Der Mummelsee liegt im Nordschwarzwald in einer Höhe von 1.000 Metern über dem Meeresspiegel. Unter der grün schimmernden Wasseroberfläche sollen Wassergeister herrschen, und der See sei ein Zugang zu einem unterirdischen Höhlensystem, das alle Seen und Meere dieser Welt verbindet.
So beschreibt es im 17. Jahrhundert bereits Jakob von Grimmelshausen, der seinen Simplicius Simplicissimus in das unterirdische Reich des Seekönigs hinabsteigen lässt. Der tiefe See findet sich in den Märchen der Gebrüder Grimm, und Eduard Mörike beschreibt in seinem Gedicht die »Geister am Mummelsee« einen Leichenzug hinab in den See.
Von Baiersbronn aus hat sich Wolfgang Tischer zu Fuß auf den Weg durch den nebelverhangenen Schwarzwald gemacht, um die literarischen Geister des Mummelsees zu besuchen.
Der Mummelsee liegt am Ende der 3. Etappe des sogenannten Seensteigs.
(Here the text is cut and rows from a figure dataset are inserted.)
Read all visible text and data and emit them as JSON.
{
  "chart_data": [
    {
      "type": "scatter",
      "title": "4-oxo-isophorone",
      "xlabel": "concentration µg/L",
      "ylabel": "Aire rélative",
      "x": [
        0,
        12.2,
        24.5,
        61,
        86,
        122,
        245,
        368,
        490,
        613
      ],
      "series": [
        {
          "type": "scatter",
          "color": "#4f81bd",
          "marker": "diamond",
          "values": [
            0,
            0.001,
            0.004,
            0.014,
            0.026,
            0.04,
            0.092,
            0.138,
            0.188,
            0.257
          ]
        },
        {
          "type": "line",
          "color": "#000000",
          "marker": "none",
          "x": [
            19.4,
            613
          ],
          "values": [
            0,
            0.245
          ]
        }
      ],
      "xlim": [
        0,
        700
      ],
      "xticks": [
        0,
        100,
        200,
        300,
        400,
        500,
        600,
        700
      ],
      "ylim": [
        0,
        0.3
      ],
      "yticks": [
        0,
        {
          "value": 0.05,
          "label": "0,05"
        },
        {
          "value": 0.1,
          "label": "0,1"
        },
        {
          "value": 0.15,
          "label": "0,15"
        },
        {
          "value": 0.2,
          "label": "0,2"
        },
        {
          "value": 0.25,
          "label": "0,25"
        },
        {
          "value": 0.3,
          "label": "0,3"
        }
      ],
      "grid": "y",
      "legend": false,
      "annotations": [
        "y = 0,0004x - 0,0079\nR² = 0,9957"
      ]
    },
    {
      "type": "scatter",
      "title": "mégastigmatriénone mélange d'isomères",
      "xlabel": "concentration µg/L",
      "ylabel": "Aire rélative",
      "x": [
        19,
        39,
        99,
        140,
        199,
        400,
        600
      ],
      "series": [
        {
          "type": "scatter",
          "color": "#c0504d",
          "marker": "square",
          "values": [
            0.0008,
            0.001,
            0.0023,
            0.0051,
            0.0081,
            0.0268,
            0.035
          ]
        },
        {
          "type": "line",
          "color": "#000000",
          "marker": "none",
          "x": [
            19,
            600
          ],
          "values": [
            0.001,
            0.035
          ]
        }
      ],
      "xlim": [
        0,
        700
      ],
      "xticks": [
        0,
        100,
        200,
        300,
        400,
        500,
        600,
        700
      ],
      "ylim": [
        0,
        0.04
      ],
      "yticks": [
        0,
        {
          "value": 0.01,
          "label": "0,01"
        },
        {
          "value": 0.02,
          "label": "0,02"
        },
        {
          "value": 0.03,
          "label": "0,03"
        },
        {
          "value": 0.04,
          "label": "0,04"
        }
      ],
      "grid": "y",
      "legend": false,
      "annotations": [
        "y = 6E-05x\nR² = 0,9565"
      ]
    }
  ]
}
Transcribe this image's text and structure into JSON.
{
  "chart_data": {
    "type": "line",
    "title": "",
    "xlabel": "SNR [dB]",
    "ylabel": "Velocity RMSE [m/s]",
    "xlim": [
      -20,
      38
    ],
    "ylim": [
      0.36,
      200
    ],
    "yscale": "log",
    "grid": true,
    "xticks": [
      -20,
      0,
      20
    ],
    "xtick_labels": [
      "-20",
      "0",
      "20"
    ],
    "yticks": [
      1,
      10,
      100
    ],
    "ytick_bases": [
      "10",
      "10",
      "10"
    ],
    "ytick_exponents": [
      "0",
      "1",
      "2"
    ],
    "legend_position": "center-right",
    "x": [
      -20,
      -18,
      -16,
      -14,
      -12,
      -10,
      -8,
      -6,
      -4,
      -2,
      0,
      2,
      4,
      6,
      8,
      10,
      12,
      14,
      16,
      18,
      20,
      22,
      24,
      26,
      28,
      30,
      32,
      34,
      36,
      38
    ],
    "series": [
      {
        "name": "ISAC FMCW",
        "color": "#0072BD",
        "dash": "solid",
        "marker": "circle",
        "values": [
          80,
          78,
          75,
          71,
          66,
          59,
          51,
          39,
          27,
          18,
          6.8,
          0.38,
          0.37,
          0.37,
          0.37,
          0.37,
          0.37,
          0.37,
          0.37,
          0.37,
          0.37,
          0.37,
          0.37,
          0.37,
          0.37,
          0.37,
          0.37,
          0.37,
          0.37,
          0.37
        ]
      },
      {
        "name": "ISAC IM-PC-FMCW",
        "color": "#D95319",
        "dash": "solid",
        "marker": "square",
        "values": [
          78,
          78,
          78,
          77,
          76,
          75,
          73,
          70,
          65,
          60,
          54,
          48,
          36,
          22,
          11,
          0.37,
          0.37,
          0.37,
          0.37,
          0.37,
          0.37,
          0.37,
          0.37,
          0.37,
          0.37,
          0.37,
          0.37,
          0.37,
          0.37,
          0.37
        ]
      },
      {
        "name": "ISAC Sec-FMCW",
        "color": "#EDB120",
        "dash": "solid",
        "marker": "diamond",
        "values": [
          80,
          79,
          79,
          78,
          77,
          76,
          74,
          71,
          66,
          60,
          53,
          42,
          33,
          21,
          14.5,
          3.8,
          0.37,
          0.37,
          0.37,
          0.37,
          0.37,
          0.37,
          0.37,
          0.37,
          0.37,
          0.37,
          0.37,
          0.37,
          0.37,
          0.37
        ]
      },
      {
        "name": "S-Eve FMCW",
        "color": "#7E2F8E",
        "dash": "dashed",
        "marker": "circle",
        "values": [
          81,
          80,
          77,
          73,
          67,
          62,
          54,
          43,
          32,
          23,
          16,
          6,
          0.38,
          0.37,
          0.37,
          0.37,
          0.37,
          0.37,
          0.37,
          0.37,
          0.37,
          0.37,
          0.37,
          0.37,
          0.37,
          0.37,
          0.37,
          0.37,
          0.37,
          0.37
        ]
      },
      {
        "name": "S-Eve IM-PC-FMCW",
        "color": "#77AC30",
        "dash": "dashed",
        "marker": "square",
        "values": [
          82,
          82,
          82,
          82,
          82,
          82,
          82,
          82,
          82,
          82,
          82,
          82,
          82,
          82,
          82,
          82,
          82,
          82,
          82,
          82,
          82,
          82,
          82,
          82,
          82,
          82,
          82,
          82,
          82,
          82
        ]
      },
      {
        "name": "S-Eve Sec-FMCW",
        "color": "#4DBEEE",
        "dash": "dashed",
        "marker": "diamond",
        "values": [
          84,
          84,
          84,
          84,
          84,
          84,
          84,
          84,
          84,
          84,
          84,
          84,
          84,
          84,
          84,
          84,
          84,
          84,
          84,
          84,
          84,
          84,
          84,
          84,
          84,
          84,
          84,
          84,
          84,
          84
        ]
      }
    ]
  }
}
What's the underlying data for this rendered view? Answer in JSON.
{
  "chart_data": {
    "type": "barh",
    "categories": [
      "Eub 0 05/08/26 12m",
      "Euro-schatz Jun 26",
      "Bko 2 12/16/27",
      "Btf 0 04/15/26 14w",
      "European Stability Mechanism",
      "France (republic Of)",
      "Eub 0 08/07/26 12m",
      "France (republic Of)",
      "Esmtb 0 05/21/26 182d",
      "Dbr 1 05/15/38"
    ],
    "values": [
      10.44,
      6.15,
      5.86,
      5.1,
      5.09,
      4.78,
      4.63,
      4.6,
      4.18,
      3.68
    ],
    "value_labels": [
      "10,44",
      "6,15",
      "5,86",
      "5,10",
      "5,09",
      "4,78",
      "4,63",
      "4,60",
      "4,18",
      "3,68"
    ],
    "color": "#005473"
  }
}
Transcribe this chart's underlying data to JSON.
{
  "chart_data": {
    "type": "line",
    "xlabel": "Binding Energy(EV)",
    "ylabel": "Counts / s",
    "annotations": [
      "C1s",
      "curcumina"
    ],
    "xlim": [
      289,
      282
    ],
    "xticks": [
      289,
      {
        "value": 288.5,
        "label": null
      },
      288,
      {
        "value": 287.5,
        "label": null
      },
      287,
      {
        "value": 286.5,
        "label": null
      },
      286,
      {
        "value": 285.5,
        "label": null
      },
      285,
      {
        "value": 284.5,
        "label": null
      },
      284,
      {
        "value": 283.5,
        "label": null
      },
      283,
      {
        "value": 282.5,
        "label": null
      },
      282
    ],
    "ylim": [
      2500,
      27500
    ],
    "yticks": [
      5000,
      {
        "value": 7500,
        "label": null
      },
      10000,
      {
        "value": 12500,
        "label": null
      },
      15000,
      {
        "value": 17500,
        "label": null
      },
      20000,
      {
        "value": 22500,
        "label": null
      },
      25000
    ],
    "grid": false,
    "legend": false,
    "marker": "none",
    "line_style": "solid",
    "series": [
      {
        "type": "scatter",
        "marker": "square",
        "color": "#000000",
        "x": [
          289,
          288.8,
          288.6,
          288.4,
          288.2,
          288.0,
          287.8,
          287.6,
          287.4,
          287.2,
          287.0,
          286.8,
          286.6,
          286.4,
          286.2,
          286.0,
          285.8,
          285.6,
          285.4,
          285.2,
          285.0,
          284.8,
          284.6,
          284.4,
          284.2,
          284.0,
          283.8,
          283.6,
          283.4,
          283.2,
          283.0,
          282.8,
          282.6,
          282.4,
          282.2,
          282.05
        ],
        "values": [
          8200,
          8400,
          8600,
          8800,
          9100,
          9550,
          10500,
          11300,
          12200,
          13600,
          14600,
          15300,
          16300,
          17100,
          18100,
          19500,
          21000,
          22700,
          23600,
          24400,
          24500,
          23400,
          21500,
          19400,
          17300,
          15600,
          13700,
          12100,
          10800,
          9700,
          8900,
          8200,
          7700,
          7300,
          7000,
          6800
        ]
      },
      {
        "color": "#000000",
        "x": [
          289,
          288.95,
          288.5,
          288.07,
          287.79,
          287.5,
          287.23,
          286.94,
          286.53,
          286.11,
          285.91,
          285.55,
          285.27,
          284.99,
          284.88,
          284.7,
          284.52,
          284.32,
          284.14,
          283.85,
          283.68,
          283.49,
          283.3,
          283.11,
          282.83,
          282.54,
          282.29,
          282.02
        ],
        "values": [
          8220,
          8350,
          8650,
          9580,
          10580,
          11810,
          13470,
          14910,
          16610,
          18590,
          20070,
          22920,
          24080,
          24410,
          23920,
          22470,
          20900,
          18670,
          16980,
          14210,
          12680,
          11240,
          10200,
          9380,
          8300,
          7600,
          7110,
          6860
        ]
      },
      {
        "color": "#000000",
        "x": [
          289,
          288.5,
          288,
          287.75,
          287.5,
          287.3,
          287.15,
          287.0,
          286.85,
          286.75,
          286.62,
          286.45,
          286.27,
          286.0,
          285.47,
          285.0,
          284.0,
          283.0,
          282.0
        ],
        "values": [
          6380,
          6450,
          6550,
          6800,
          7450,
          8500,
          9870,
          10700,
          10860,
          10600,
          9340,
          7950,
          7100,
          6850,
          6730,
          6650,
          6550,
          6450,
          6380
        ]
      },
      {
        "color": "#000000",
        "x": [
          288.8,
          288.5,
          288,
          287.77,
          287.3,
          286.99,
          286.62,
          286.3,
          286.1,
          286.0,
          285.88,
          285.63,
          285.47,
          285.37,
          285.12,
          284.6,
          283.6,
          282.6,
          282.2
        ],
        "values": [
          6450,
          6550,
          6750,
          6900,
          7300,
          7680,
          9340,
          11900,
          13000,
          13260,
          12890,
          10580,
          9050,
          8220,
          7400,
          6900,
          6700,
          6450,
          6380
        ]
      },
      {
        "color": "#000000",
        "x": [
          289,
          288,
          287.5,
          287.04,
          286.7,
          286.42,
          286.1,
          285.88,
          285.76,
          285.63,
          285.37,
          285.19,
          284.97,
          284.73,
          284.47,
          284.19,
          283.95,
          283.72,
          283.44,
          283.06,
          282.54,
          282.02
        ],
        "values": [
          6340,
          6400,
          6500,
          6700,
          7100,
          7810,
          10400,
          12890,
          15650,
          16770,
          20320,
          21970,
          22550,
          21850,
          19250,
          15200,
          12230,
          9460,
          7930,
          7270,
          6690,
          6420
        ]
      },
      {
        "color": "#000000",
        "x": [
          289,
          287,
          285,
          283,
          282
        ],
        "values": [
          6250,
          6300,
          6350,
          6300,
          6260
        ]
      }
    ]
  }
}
Dieser gut 85 km lange Rundwanderweg beginnt in Baiersbronn und umfasst insgesamt 5 Etappen. Man kann sie am Stück laufen, da am Ende jeder Etappe eine Übernachtungsmöglichkeit besteht, oder als Einzeletappen wandern.
Die Geister am Mummelsee
Vom Berge was kommt dort um Mitternacht spät
Mit Fackeln so prächtig herunter?
Ob das wohl zum Tanze, zum Feste noch geht?
Mir klingen die Lieder so munter.
O nein!
So sage, was mag es wohl sein?
Das, was du da siehest, ist Totengeleit,
und was du da hörest, sind Klagen.
Dem König, dem Zauberer, gilt es zu Leid,
Sie bringen ihn wieder getragen.
O weh!
So sind es die Geister vom See!
Sie schweben herunter ins Mummelseetal –
Sie haben den See schon betreten –
Sie rühren und netzen den Fuß nicht einmal –
Sie schwirren in leisen Gebeten –
O schau,
Am Sarge die glänzende Frau!
Jetzt öffnet der See das grünspiegelnde Tor;
Gib acht, nun tauchen sie nieder!
Es schwankt eine lebende Treppe hervor,
Und – drunten schon summen die Lieder.
Hörst du?
Sie singen ihn unten zur Ruh.
Die Wasser, wie lieblich sie brennen und glühn!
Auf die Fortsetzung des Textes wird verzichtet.